Lucas se deu conta, nesse momento, de que nunca conversara sobre essas coisas com ninguém. Sua família conhecia algumas poucas histórias, mas ele não conversava sobre si ou sobre seu trabalho, pois não se sentia confortável contando suas experiências. Alice nunca tinha perguntado nada sobre as cicatrizes nem demonstrado qualquer interesse no seu dia a dia de policial. Agora ele entendia o porquê.
Lembrar de Alice o fez se lembrar da carta, e o desgosto desceu sobre ele como uma nuvem negra. Ana percebeu a mudança no mesmo instante e imaginou que era por causa da pergunta sobre o tremor na mão.
– Lucas, desculpa por perguntar...
– Ana, – ele a olhou com pesar – temos tanta coisa para conversar... Vamos tentar aproveitar esse tempo para colocar as coisas nos eixos. Eu vou tomar uma ducha pois preciso resolver o que vim fazer na capital. Tenho uma camiseta limpa que posso te emprestar. Vem comigo?

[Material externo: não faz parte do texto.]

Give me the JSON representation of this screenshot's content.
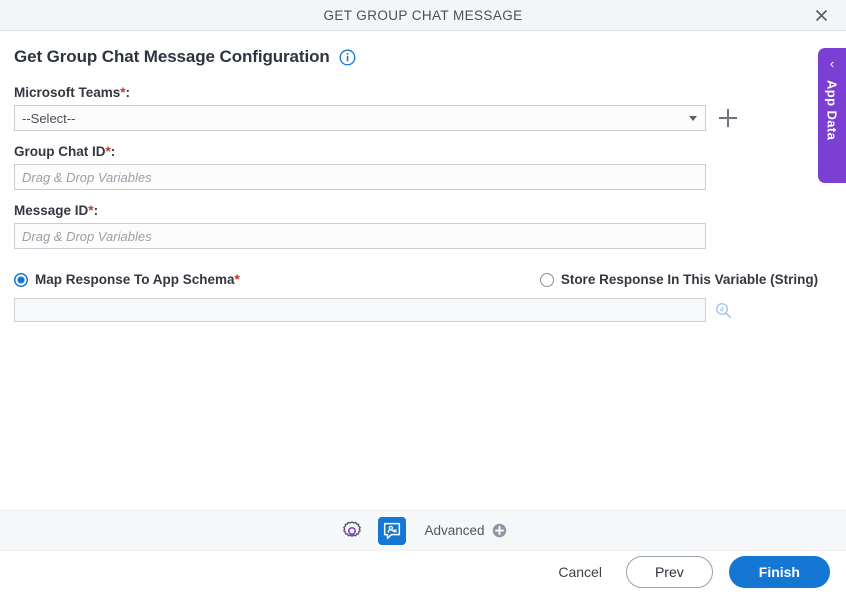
{
  "window": {
    "title": "GET GROUP CHAT MESSAGE",
    "close_icon": "close-icon"
  },
  "heading": {
    "text": "Get Group Chat Message Configuration",
    "info_icon": "info-icon"
  },
  "form": {
    "teams": {
      "label": "Microsoft Teams",
      "required_mark": "*",
      "colon": ":",
      "selected_value": "--Select--",
      "caret_icon": "chevron-down-icon",
      "add_icon": "plus-icon"
    },
    "group_chat_id": {
      "label": "Group Chat ID",
      "required_mark": "*",
      "colon": ":",
      "value": "",
      "placeholder": "Drag & Drop Variables"
    },
    "message_id": {
      "label": "Message ID",
      "required_mark": "*",
      "colon": ":",
      "value": "",
      "placeholder": "Drag & Drop Variables"
    },
    "response_option": {
      "map_schema_label": "Map Response To App Schema",
      "map_schema_required": "*",
      "map_schema_selected": true,
      "store_variable_label": "Store Response In This Variable (String)",
      "store_variable_selected": false
    },
    "schema_search": {
      "value": "",
      "placeholder": "",
      "search_icon": "search-icon"
    }
  },
  "app_data_tab": {
    "label": "App Data",
    "chevron": "‹",
    "color": "#7c3fd4"
  },
  "toolbar": {
    "settings_icon": "gear-icon",
    "chat_icon": "chat-user-icon",
    "advanced_label": "Advanced",
    "advanced_add_icon": "plus-circle-icon"
  },
  "footer": {
    "cancel_label": "Cancel",
    "prev_label": "Prev",
    "finish_label": "Finish"
  },
  "colors": {
    "accent_blue": "#1477d4",
    "purple": "#7c3fd4",
    "required_red": "#c0392b"
  }
}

Ela o beijou com paixão, depois pegou sua mão e entraram juntos no banho. Debaixo do chuveiro, assim como ele fez com as próprias cicatrizes, ela contou a história das tatuagens; os pássaros de quando fez dezoito anos achando que tinha atingido o marco da liberdade; a sereia que afirmava sua feminilidade e seu prazer em ser mulher; a triquetra que representava sua crença em Deus, e a última tatuagem feita há apenas seis meses, a frase em latim: "Veritas lux mea" (a verdade é minha luz).
Ele era marcado por cicatrizes, ela por arte, e eles se complementavam de forma perfeita. Sob o vapor que nublava as folhas vítreas do box, eles fizeram amor mais uma vez, deixando para mais tarde todas as decisões que ainda precisavam tomar.
Depois do banho, enquanto se trocavam, Ana se lembrou de perguntar:
–O que quer dizer a sua tatuagem?
– É um verso da Bíblia escrito em grego. Ele diz: "Bem-aventurados os que têm fome e sede de justiça, pois serão satisfeitos".